これは長期間にわたり厚生年金へ加入してきたケースに該当し、公的年金の受給水準としては比較的高い部類に入るといえるでしょう。
4. 国民年金・厚生年金の平均受給額を確認
厚生労働省の「令和6年度 厚生年金保険・国民年金事業の概況」では、60歳代から90歳以上までの受給権者を対象とした平均年金月額が公表されています。
4.1 国民年金(老齢基礎年金)の平均受給額
- 〈全体〉平均年金月額:5万9310円
- 〈男性〉平均年金月額:6万1595円
- 〈女性〉平均年金月額:5万7582円
4.2 厚生年金(老齢厚生年金)の平均受給額
- 〈全体〉平均年金月額:15万289円
- 〈男性〉平均年金月額:16万9967円
- 〈女性〉平均年金月額:11万1413円
※国民年金の金額を含む
国民年金の平均受給額は男女ともに月5万円台となっています。
一方、厚生年金では全体平均が15万円台であるものの、男性と女性の受給額には約6万円の差があります。

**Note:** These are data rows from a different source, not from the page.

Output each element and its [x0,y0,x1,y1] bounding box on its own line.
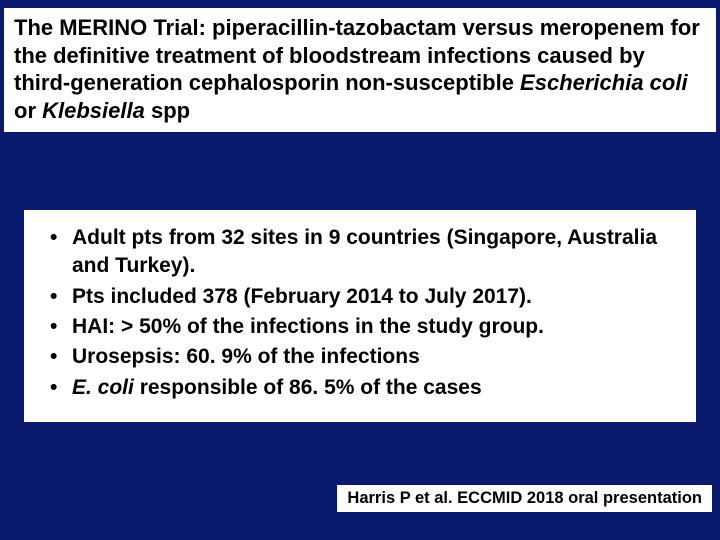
bullet-text: Adult pts from 32 sites in 9 countries (… [72,226,657,277]
title-box: The MERINO Trial: piperacillin-tazobacta… [4,8,716,132]
title-italic-klebsiella: Klebsiella [42,98,145,123]
bullet-text: HAI: > 50% of the infections in the stud… [72,315,544,338]
list-item: E. coli responsible of 86. 5% of the cas… [42,374,678,402]
citation-box: Harris P et al. ECCMID 2018 oral present… [337,485,712,512]
title-post: spp [145,98,190,123]
content-box: Adult pts from 32 sites in 9 countries (… [24,210,696,422]
list-item: Adult pts from 32 sites in 9 countries (… [42,224,678,281]
list-item: Urosepsis: 60. 9% of the infections [42,343,678,371]
list-item: HAI: > 50% of the infections in the stud… [42,313,678,341]
bullet-italic-ecoli: E. coli [72,376,134,399]
title-mid: or [14,98,42,123]
bullet-list: Adult pts from 32 sites in 9 countries (… [42,224,678,402]
citation-text: Harris P et al. ECCMID 2018 oral present… [347,489,702,507]
bullet-text: Urosepsis: 60. 9% of the infections [72,345,420,368]
bullet-text: Pts included 378 (February 2014 to July … [72,285,532,308]
bullet-text: responsible of 86. 5% of the cases [134,376,482,399]
title-italic-ecoli: Escherichia coli [520,70,688,95]
list-item: Pts included 378 (February 2014 to July … [42,283,678,311]
slide-title: The MERINO Trial: piperacillin-tazobacta… [14,14,706,124]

こうした違いが生じる背景には、厚生年金の仕組みがあります。
厚生年金は現役時代の収入や加入期間に応じて受給額が決まるため、働き方や勤務年数の差が将来の年金額へ反映されます。
とくに現在の高齢世代では、出産や育児、家庭の事情などを理由に女性が離職したり、就業時間を短縮したりするケースも少なくありません。
そのため、厚生年金の加入期間や賃金水準に差が生じ、平均受給額にも男女間の開きとして表れていると考えられます。
5. モデル年金と平均受給額の違いを理解して老後に備えよう
本記事では、2026年度の年金額のモデルケースや厚生年金加入者の受給見込み額、さらに国民年金・厚生年金の平均受給額を確認しながら、現在の年金事情について解説しました。
2026年度の公的年金は4年連続の増額改定となりましたが、実際の受給額は全員が同じではありません。
モデルケースや平均額はあくまで参考値として捉え、自分自身の将来の受給見込みを確認しながら老後資金の準備を進めていくことが大切でしょう。